進学校の子の親ほど「子供の将来」に苦しむ矛盾 「将来への備え」という現代病にかかっている
そこで可能性を持つのが塾だと僕は思ってるんですよ。塾は受験に特化していると思われているけれど、そういうところばかりではない。覚悟さえ持てば、学校よりも自由度の高い、思い切った学びができる。だからこそ、塾の先生が子どもを救える可能性はかなりあると思っています。
鳥羽:まさに塾には学力を伸ばすと同時に、そういう役割があると僕も思います。ちなみに僕は受験に対しては、子どもたちに「本気だけど半笑いで」というスタンスを取ることを意識させています。一生懸命にやるんだけど、一方で「こんなの人生の本番なんかじゃないからね」「勉強ができるからエラいわけではないよ」って。そういうメタ視点を手に入れた勉強熱心な子たちが勉強をやらなくなるかと言えばまったくそうじゃない。それもおもしろいところで。
受験前に取り乱す親たち
鳥羽:でも、いくら「半笑いで」と言ったところで、そんな言い分が通じない熱心すぎる親というのは一定数いて、そのプレッシャーに子どもは潰されてしまう。もう、ひとたまりもないですよ。
受験前になると、件名に「鳥羽先生、助けてください」という件名のメールが届くようになります。件名を見るたびに心臓が縮み上がります。本人ではなくお母さんを落ち着かせるためのケアをすることは珍しくありません。
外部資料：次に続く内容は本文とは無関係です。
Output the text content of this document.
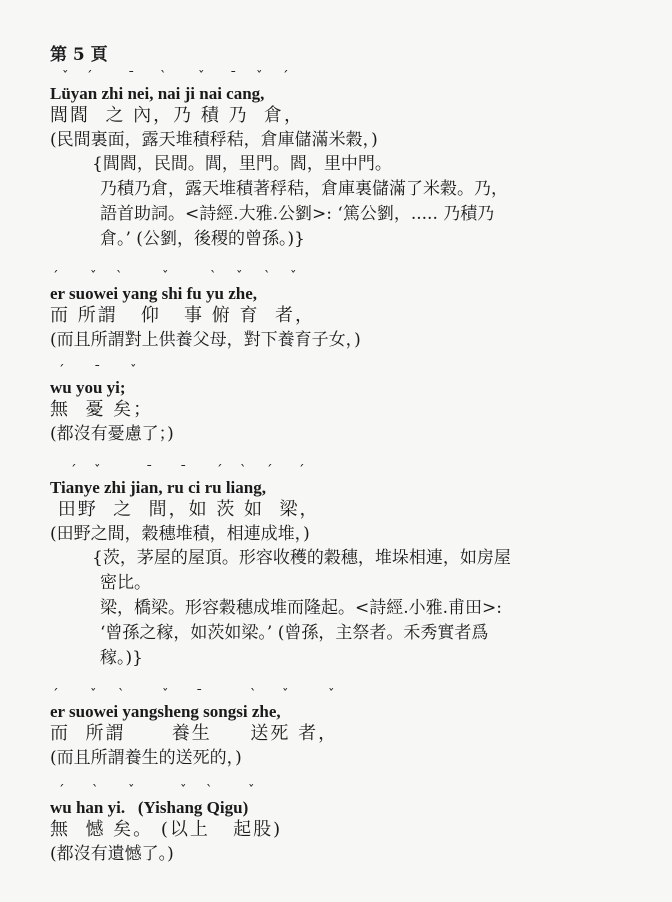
第 5 頁
ˇ ˊ	ˉ ˋ ˇ ˉ ˇ ˊ
Lüyan zhi nei, nai ji nai cang,
閭閻  之 內，乃 積 乃  倉，
(民間裏面，露天堆積稃秸，倉庫儲滿米穀，)
{閭閻，民間。閭，里門。閻，里中門。
乃積乃倉，露天堆積著稃秸，倉庫裏儲滿了米穀。乃，
語首助詞。<詩經.大雅.公劉>: ‘篤公劉，..... 乃積乃
倉。’ (公劉，後稷的曾孫。)}
ˊ ˇ ˋ	ˇ	ˋ ˇ ˋ ˇ
er suowei yang shi fu yu zhe,
而 所謂   仰   事 俯 育  者，
(而且所謂對上供養父母，對下養育子女，)
ˊ ˉ ˇ
wu you yi;
無  憂 矣；
(都沒有憂慮了；)
ˊ ˇ	ˉ ˉ ˊ ˋ ˊ ˊ
Tianye zhi jian, ru ci ru liang,
田野  之  間，如 茨 如  梁，
(田野之間，穀穗堆積，相連成堆，)
{茨，茅屋的屋頂。形容收穫的穀穗，堆垛相連，如房屋
密比。
梁，橋梁。形容穀穗成堆而隆起。<詩經.小雅.甫田>:
‘曾孫之稼，如茨如梁。’ (曾孫，主祭者。禾秀實者爲
稼。)}
ˊ ˇ ˋ	ˇ ˉ	ˋ ˇ	ˇ
er suowei yangsheng songsi zhe,
而  所謂      養生     送死 者，
(而且所謂養生的送死的，)
ˊ ˋ ˇ	ˇ ˋ	ˇ
wu han yi.   (Yishang Qigu)
無  憾 矣。 (以上   起股)
(都沒有遺憾了。)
それは仕事外のことと言われそうですが、お母さんが落ち着かないと本人がダメになっちゃうから仕方がないですよね。
井本:いやぁ、大変だなぁ。
鳥羽:なぜ親がそんなに不安になるかと言えば、自分自身が勉強というものをよくわかっていなくて自信がないからでしょうね。わかっている親はもうちょっと余裕がある。
でも、「あなたは自分がまともに勉強したことないから、よくわからずに混乱しているんですよね」なんて面談ではっきり言えないじゃないですか。いつまでもがんばらないように見える我が子に業を煮やしたのか、「うちの子はもう、受験自体、諦めたほうがいいんでしょうか?」と唐突に極端な結論を出そうとする親もいます。そんなときは、少し冷静になってもらうよう促すことしかできません。
子どもの現状を打破するために、親と向き合う以外の方法がないケースが本当に多いです。正直に言えば、できることなら僕は子どもたちとだけかかわっていたいけど、そういうわけにもいきません。
井本:自分が手にしてるものの価値を、自分で吟味できることが自立だと思うんだけど、お父さんお母さんでもそれができている人は少ない。「そもそも生きるってなんだろう?」という哲学は、親にも必要ですね。
鳥羽:本当にそのとおりです。自信がない親というのは、自分なりの価値基準を持っていない人です。「少しでもいい大学に行ってもらえたら」と発言する親と話してみると、その親だってその価値観を盲信しているわけでもない。ただ、自分の価値基準がないから、そこに拠っているだけなんです。そういう意味でも、大人も勉強して新しい世界を発見すること、自分なりに考え続けることは大事ですね。